Luhan seakan mendapat kejutan listrik yang entah kenapa amat disukainya dan memacu kerja jantungnya untuk berdetak lebih cepat. Oh, tak pernah selama ini ia merasa bahwa pipinya terbakar, padahal malam.
"Wah, terima kasih, ya!" ucap si pemuda misterius dengan nada riang, dan itu cukup membuat Luhan puas bisa menolong orang lain. Tapi tetap saja dia tak bisa mengatur kinerja tubuhnnya yang berlawanan.
"O-oh! Ehm. Y-ya…umm sama-sama!" See? Bahkan tutur katanya tidak teratur.
Setelah meyakinkan pendengarannya tentang gema langkah kaki yang menjauh di jalanan aspal, Luhan membalikkan tubuhnya dan berjalan mendekati rimbunan melati dimana ia meninggalkan peralatan berkebunnya tadi sambil menghela nafas. Sadar sudah malam dan juga teriakan Kyungsoo, sahabat yang tinggal bersamanya untuk makan malam membuat Luhan segera membereskan semuanya.
Namun baru saja memulai langkah pertama memasuki pintu, suara seseorang lagi-lagi menghentikan gerakannya dan refleks mendongakkan kepalanya.
"Hei, hei. Tunggu! Kemarilah!"
Sepertinya pemuda tadi, karena frekuensi suaranya sama. Luhan melangkah kembali mendekati pagar.

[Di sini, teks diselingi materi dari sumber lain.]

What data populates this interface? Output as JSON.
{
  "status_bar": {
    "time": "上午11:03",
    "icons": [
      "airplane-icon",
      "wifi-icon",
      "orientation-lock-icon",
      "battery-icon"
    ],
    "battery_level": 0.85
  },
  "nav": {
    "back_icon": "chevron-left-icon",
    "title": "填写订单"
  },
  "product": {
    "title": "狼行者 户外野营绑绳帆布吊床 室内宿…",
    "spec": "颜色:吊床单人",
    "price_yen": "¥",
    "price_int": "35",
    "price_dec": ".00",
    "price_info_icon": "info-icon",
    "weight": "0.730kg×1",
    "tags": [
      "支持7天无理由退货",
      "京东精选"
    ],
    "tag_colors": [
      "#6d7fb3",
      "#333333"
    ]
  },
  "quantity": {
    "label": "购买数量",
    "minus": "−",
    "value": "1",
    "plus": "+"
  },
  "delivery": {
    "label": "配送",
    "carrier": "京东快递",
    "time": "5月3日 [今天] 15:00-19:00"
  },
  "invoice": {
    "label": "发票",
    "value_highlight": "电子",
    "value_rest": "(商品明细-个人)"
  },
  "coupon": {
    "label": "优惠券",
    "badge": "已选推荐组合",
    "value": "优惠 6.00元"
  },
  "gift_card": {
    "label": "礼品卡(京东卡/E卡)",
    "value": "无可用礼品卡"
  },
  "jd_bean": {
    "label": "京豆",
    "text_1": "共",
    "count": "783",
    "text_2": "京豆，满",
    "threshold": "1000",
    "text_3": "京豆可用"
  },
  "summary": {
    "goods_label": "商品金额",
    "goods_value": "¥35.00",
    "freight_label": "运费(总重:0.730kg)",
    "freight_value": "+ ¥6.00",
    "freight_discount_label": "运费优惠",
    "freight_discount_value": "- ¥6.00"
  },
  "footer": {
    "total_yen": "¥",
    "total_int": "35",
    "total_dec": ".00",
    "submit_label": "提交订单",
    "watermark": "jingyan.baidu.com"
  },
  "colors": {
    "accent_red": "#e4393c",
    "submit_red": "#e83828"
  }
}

"Ya? Ada apa?" kalimat yang sama yang Luhan ucapkan dengan nada yang sama meskipun disertai keheranan.
"Terima kasih untuk bungamu tadi, aku merasa sangat terbantu! Ini, sebagai tanda terima kasihku, mohon diterima!"
Sang pemuda menyodorkan tangannya ke arah Luhan dan dia terpaku pada setangkai bunga mawar yang –samar-samar –berwarna merah muda. Ragu-ragu, tangan Luhan menerima bunga itu dengan hati-hati karena takut tertusuk duri, kulit mereka bersentuhan dan lagi-lagi listrik tegangan rendah itu mengengatnya, meskipun terasa aneh karena tangan pemuda itu dingin.
"Ah, ya" balas Luhan pelan, masih melamun pada mawar yang kini berpindah tempat di tangannya.
"Kalau begitu aku pergi dulu" pamit si pemuda tinggi itu. Luhan tersadar dan tersenyum, membalasnya dengan kalimat riang juga lambaian tangan.
"Baiklah, sampai jumpa!"
Pemuda itu berlalu, dan Luhan bisa menyaksikan sinar bulan yang memantulkan sosoknya yang perlahan menjauh dan hilang dibalik gelap.
Ternyata, ada kertas yang dilipat dua juga diikat dengan pita pada tangkai berduri seolah melindungi sang mawar dari siapapun yang berniat mengganggu. Pelan tapi pasti, Luhan membuka kertas itu dan berterima kasih kepada sang bulan yang memberikan terangnya untuk membantunya melihat beberapa patah kata yang tertulis indah,
Aku mencintaimu. Sangat mencintaimu dan akan selalu mencintaimu
Oh Sehun
Luhan mengerang sebal pada jantungnya yang kembali berdetak lebih kencang dan pipinya yang kembali memanas. Oh Sehun, kakak tingkat yang sejak lama diidolakannya. Bagaimana bisa aku melupakan suaranya dasar bodoh, Luhan memaki dirinya sendiri.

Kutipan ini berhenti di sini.